Mercoledì 24 Aprile 2024

Il futuro di Calenda? Dipende dal Pd

Bruno

Vespa

Tra i leader politici in circolazione, Carlo Calenda (Meloni a parte) è quello che desta maggiore curiosità. È in conflitto fisiologico con Renzi, ma ci ha fatto insieme un partito con buone prospettive. È all’opposizione, ma parla benissimo del presidente del consiglio, va a trovarlo e si trova in sintonia su temi importanti, come la riforma dell’abuso d’ufficio e del reddito di cittadinanza. Insomma, che vuole? Prendere - dice - il 20 per cento dei voti alle elezioni europee tra un anno e mezzo. Traguardo ambizioso e per ora poco realistico. Calenda piace alle élite, ma per fare il botto occorre la folla. Il leader di Azione punta allo smottamento di Forza Italia a destra e del Pd a sinistra. In Forza Italia tra la corrente governativa e minoritaria (Tajani) e quella antigovernativa (RonzulliMulè) è guerra aperta. Le elezioni regionali di Lazio e Lombardia in febbraio saranno una prima verifica, insieme con l’onda lunga dei risentimenti provocati dalle elezioni politiche e dalla formazione del governo che non si è ancora fermata. Nel Pd la situazione è ancora più intricata.

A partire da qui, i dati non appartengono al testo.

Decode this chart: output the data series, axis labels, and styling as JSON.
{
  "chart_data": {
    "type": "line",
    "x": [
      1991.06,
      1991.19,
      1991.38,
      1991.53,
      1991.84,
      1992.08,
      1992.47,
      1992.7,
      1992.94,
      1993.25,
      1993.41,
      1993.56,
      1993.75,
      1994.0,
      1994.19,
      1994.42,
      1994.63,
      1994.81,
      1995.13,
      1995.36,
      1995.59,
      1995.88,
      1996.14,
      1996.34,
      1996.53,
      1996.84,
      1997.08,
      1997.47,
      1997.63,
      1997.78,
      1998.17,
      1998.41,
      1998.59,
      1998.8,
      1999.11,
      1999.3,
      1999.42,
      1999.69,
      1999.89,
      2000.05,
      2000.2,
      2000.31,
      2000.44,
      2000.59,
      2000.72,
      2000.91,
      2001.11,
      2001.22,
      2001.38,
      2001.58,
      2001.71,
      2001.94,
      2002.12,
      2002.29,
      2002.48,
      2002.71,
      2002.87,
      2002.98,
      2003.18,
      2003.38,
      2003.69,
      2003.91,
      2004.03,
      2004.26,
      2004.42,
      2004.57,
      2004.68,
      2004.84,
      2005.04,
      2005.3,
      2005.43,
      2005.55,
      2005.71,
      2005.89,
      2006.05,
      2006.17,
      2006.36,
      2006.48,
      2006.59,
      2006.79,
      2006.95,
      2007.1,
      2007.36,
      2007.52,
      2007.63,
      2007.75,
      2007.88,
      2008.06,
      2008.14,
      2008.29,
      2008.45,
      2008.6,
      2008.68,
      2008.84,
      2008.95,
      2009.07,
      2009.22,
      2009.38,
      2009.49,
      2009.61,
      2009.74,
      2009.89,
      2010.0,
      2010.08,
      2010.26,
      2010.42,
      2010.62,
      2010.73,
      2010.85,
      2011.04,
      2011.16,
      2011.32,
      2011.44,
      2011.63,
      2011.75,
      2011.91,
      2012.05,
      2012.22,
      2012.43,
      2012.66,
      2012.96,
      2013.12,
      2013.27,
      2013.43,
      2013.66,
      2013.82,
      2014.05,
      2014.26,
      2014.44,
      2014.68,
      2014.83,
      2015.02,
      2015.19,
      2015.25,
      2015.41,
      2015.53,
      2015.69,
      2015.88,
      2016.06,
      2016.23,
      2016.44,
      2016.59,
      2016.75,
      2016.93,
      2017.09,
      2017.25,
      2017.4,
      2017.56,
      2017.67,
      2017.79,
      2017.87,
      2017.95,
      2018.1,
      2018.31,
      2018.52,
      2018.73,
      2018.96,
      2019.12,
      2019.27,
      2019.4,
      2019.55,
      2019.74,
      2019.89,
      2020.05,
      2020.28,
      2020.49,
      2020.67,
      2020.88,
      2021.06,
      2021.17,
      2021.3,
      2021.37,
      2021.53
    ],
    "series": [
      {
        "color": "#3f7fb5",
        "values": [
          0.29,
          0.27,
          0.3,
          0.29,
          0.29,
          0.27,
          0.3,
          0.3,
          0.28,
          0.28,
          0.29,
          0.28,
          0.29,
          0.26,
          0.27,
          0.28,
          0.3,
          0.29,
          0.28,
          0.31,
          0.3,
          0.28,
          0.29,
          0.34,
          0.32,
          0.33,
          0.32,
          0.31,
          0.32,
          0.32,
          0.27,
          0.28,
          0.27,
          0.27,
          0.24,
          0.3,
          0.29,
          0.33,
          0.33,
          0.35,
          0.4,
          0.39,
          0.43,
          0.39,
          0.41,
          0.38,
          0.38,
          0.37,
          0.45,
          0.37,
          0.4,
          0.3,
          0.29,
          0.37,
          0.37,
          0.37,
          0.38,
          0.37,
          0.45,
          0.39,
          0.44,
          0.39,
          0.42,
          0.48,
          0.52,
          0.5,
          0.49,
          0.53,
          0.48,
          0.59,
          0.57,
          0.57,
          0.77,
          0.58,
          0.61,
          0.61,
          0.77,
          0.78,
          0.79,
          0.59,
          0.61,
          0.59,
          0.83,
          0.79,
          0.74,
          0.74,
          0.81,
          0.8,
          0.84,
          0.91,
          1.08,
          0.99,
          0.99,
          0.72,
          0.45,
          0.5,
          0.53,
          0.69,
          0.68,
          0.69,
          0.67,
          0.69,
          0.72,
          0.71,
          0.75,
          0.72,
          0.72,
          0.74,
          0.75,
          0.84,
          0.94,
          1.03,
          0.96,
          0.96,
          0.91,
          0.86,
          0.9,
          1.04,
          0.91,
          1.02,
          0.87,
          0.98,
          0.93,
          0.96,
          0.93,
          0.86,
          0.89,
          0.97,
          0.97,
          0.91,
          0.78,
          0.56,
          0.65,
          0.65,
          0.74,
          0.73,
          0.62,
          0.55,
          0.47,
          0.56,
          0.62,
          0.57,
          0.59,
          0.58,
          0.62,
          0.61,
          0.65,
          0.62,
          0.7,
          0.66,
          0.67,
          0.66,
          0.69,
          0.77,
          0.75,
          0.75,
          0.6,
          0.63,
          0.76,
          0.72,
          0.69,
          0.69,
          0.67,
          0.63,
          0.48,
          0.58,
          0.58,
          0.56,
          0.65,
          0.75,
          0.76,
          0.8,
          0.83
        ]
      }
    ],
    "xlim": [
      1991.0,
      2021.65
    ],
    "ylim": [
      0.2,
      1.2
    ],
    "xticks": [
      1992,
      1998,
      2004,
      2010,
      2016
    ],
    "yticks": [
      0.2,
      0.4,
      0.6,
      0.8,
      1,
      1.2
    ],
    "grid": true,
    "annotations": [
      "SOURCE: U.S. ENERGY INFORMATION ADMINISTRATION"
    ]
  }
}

Stefano Bonaccini è un buon amministratore riformista: la sua elezione non porterebbe fughe verso Calenda, perché il presidente dell’Emilia ha una posizione politica radicalmente diversa da quella di Giuseppe Conte, mentre un’affermazione di Elly Schlein lascia prevedere il contrario: alleanza con i 5 Stelle e smottamenti verso il centro di Azione. È troppo presto, insomma, per guardare lontano. Conte ha iniziato ieri sera a Scampia la sua campagna contro il governo per "arginare la disperazione" entro un alveo democratico. Ma è troppo radicale perché anche il nuovo Pd possa collaborarci. Bonaccini non dirà subito da che parte sta. E Calenda dovrà rassegnarsi a stare ancora un po’ in riva al fiume. Tra gli infiniti problemi di Giorgia Meloni non c’è quello di una opposizione pericolosa.